Aku mencoba untuk diam dan tidak menggubris perkataan Justin barusan. Aku tetap memandang ke arah luar jendela dan mencoba menahan air mata yang ingin dari tadi sudah menggenang pada pelupuk mataku. What? Jangan bilang aku cewek lemah. His words was deep. And hurt. I hate him. 

"Oh plus you're not even pretty," Tambah Justin dengan senyum puas di bibirnya. Oke. Kali ini aku membiarkan air mata yang sejak tadi aku tahan jatuh mengenai kedua pipi ku. Kata-kata Justin berhasil mengenai perasaanku. Aku paling ga bisa ngedenger seseorang komen tentang penampilan ku atau sesuatu yang buruk tentang ku. Apa lagi kata-kata itu keluar dari mulut Justin. Cowok ngeselin yang emang aku benci sejak awal. Aku menghapus air mataku dengan telapak tanganku. 

"Who do you think you are? You think you can judge me just by the way I look?" Aku tidak bisa menahan kata-kata yang mengiang ngiang di pikiranku. Chaz dan Ryan hanya bisa diam di tempatnya, froze. Mereka hanya menonton pertengkaran antara aku dan sahabatnya sedang adu mulut.

"Oh me? I'm Justin Bieber. And of course I can. I can do whatever I want," Jawab Justin masih dengan nada tajam di dalam nada bicaranya.

"No. You're nothing but some rich pop star who thinks that you can do everything you want!" Aku berteriak dengan air mata yang sudah mengalir di pipiku. Aku tidak tau apa yang sedang aku rasakan sekarang. Sakit, sedih, marah. Entahlah. Semua bersatu menjadi sebuah perasaan yang tidak bisa di deskripiskan. 

"If I could, I won't go on tour with some cocky popstar like you. All you do is insult me!" I was hurt. Aku hanya membiarkan kata-kata yang ada dipikiranku keluar bebas dari mulutku, tanpa berpikir dua kali. 

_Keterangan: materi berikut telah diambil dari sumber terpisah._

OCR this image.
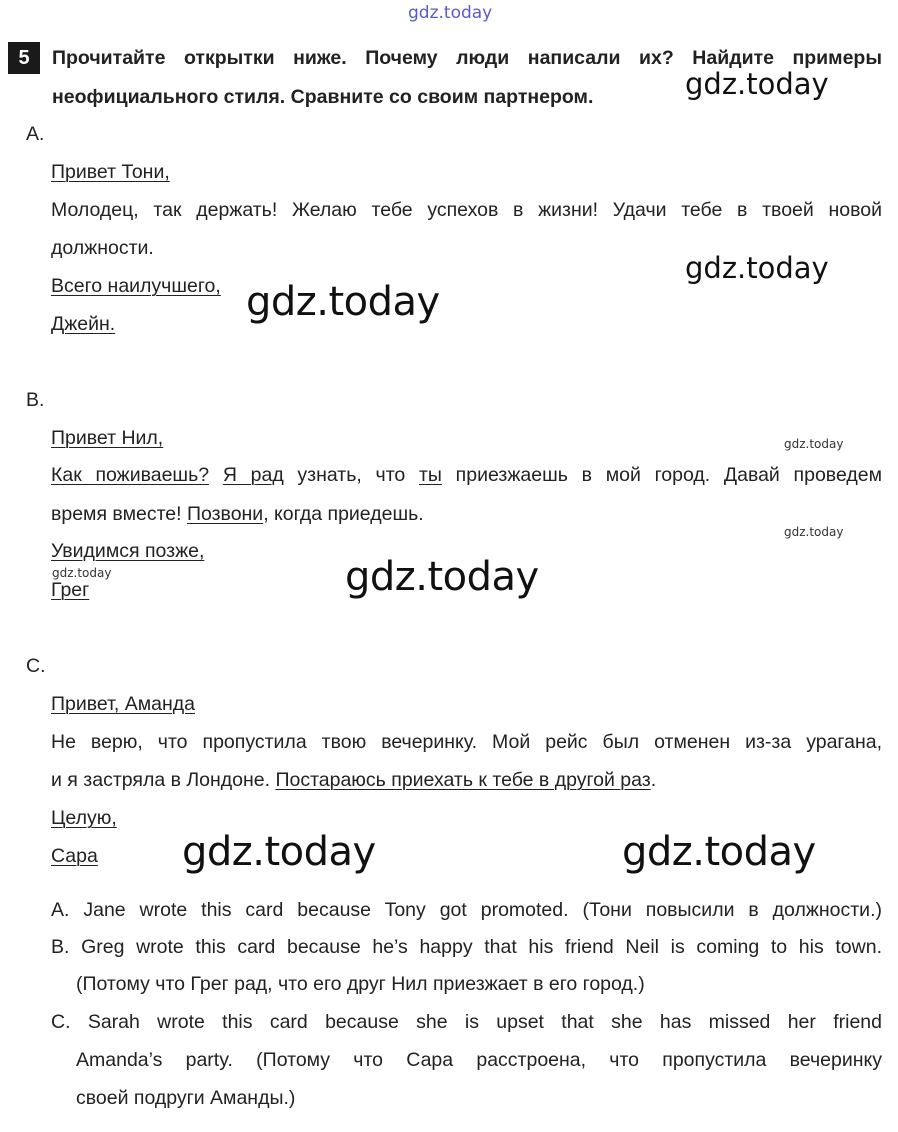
gdz.today
gdz.today
gdz.today
gdz.today
gdz.today
gdz.today
gdz.today	gdz.today
gdz.today	gdz.today
5	Прочитайте открытки ниже. Почему люди написали их? Найдите примеры
неофициального стиля. Сравните со своим партнером.
A.
Привет Тони,
Молодец, так держать! Желаю тебе успехов в жизни! Удачи тебе в твоей новой
должности.
Всего наилучшего,
Джейн.
B.
Привет Нил,
Как поживаешь? Я рад узнать, что ты приезжаешь в мой город. Давай проведем
время вместе! Позвони, когда приедешь.
Увидимся позже,
Грег
C.
Привет, Аманда
Не верю, что пропустила твою вечеринку. Мой рейс был отменен из-за урагана,
и я застряла в Лондоне. Постараюсь приехать к тебе в другой раз.
Целую,
Сара
A. Jane wrote this card because Tony got promoted. (Тони повысили в должности.)
B. Greg wrote this card because he’s happy that his friend Neil is coming to his town.
(Потому что Грег рад, что его друг Нил приезжает в его город.)
C. Sarah wrote this card because she is upset that she has missed her friend
Amanda’s party. (Потому что Сара расстроена, что пропустила вечеринку
своей подруги Аманды.)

Justin tiba-tiba menginjak pedal rem, yang membuat mobil yang sedang kami tumpangi berhenti. Justin lalu menatapku dari kaca mobil, matanya memancarkan kesedihan. Apakah kata-kataku menyakiti perasaan seorang Justin Bieber? Jika ya, aku tidak peduli. Karena kata-katanya juga menyakitiku.

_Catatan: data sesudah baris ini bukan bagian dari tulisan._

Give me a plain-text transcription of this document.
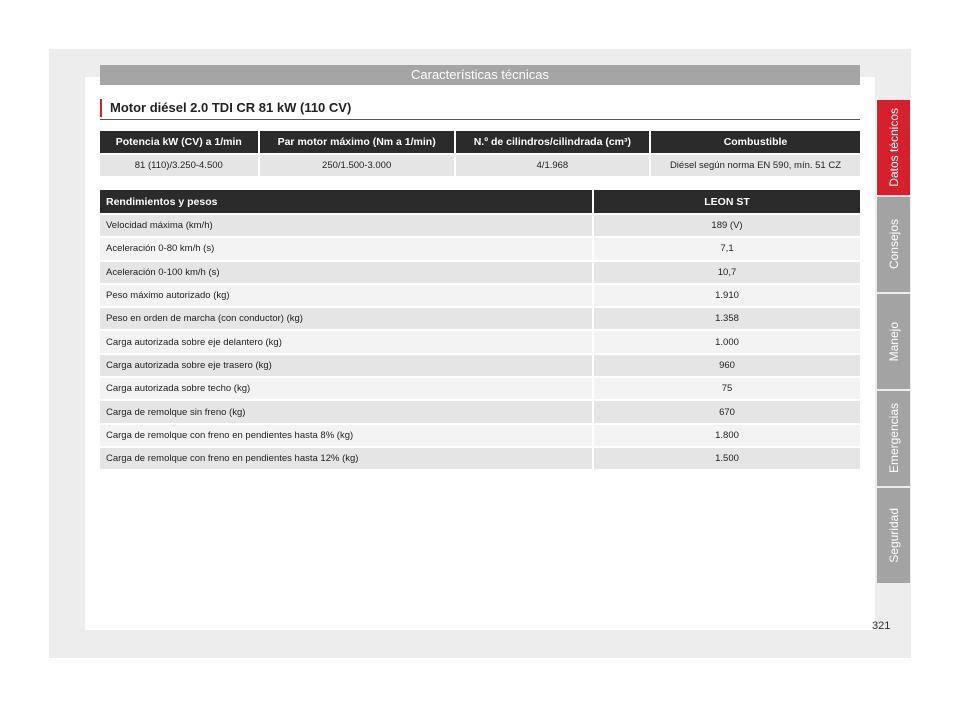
Características técnicas
Motor diésel 2.0 TDI CR 81 kW (110 CV)
Potencia kW (CV) a 1/min	Par motor máximo (Nm a 1/min)	N.º de cilindros/cilindrada (cm³)	Combustible
81 (110)/3.250-4.500	250/1.500-3.000	4/1.968	Diésel según norma EN 590, mín. 51 CZ
Rendimientos y pesos	LEON ST
Velocidad máxima (km/h)	189 (V)
Aceleración 0-80 km/h (s)	7,1
Aceleración 0-100 km/h (s)	10,7
Peso máximo autorizado (kg)	1.910
Peso en orden de marcha (con conductor) (kg)	1.358
Carga autorizada sobre eje delantero (kg)	1.000
Carga autorizada sobre eje trasero (kg)	960
Carga autorizada sobre techo (kg)	75
Carga de remolque sin freno (kg)	670
Carga de remolque con freno en pendientes hasta 8% (kg)	1.800
Carga de remolque con freno en pendientes hasta 12% (kg)	1.500
Datos técnicos
Consejos
Manejo
Emergencias
Seguridad
321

Dengan cepat aku membuka pintu mobil, dan melangkahkan kakiku menjauhi mobil itu sambil sesekali mengusap air mata yang sudah berada di pipiku.
Aku lalu terus berjalan meninggalkan mobil itu. Dengan sebuah emosi yang aku sendiri masih tidak mengerti mengapa perasaan ini terus berkecamuk di dada.